Sobre o montante em cima da mesa (50 milhões por ano, a pagar em três anos, até 30 de Maio) o presidente da ERSE reconheceu que “são valores que assentam em estimativas e é sempre possível chegar a diferentes cenários para essas situações”. Mas o que “é importante para esta matéria é que, tendo havido de facto venda de excedentes e não tendo os consumidores beneficiados dessa situação, que de alguma maneira o possam ser”. Daí que a ERSE considere que os 150 milhões de euros são “um valor de referência que parece aceitável”. “Estamos absolutamente de acordo com o processo de partilha de benefícios”, reafirmou o regulador.

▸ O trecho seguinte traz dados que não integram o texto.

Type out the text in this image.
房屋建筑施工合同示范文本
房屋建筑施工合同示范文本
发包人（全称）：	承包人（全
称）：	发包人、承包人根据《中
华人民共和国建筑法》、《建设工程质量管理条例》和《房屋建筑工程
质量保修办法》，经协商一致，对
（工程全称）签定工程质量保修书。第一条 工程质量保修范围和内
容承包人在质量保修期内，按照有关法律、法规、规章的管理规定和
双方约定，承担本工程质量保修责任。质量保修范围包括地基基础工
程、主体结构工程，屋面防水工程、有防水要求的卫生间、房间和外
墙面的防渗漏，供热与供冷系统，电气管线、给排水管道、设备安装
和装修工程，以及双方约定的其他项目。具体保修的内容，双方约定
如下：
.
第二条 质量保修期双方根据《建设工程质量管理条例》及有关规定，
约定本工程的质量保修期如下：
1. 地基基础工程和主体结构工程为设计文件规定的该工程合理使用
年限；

Os contratos take or pay implicam que a Galp compre as quantidades pré-estabelecidas aos seus fornecedores, mesmo que não tenha procura. Quando o consumo de gás em Portugal começou a diminuir, a empresa liderada por Ferreira de Oliveira desviou estes excedentes para os mercados asiáticos, onde a procura aumentava, enquanto os preços subiam nos mercados internacionais. É nas mais-valias geradas neste processo que o Governo (e o regulador) vêem os benefícios que a Galp não partilhou com os consumidores, pelos contratos que assinou enquanto ainda era a incumbente.

No diploma que incluiu estes contratos de longo prazo na lista de activos sob os quais incide a contribuição extraordinária sobre o sector energético (CESE), refere-se que a Galp só será compensada com os chamados ajustamentos tarifários positivos (os montantes que a empresa tem direito a receber a cada revisão trimestral das tarifas para acautelar desvios de mercado) se pagar a CESE.

O direito de receber, através das tarifas de gás natural, o montante dos ajustamentos tarifários referentes a anos anteriores, definidos para efeitos de sustentabilidade de mercados e dos encargos financeiros associados devidos à entidade titular da licença de comercialização de último recurso grossista de gás natural […] fica condicionado ao pagamento integral” da CESE, diz o documento.

Na sua proposta de lei, o Governo recordava que a extensão da CESE aos contratos de gás reconhecia "as condições vantajosas inerentes à atribuição, pelo Estado, do título que habilita [à Galp] o exercício da actividade em causa e, logo, da detenção dos mencionados contratos e os benefícios daí decorrentes”.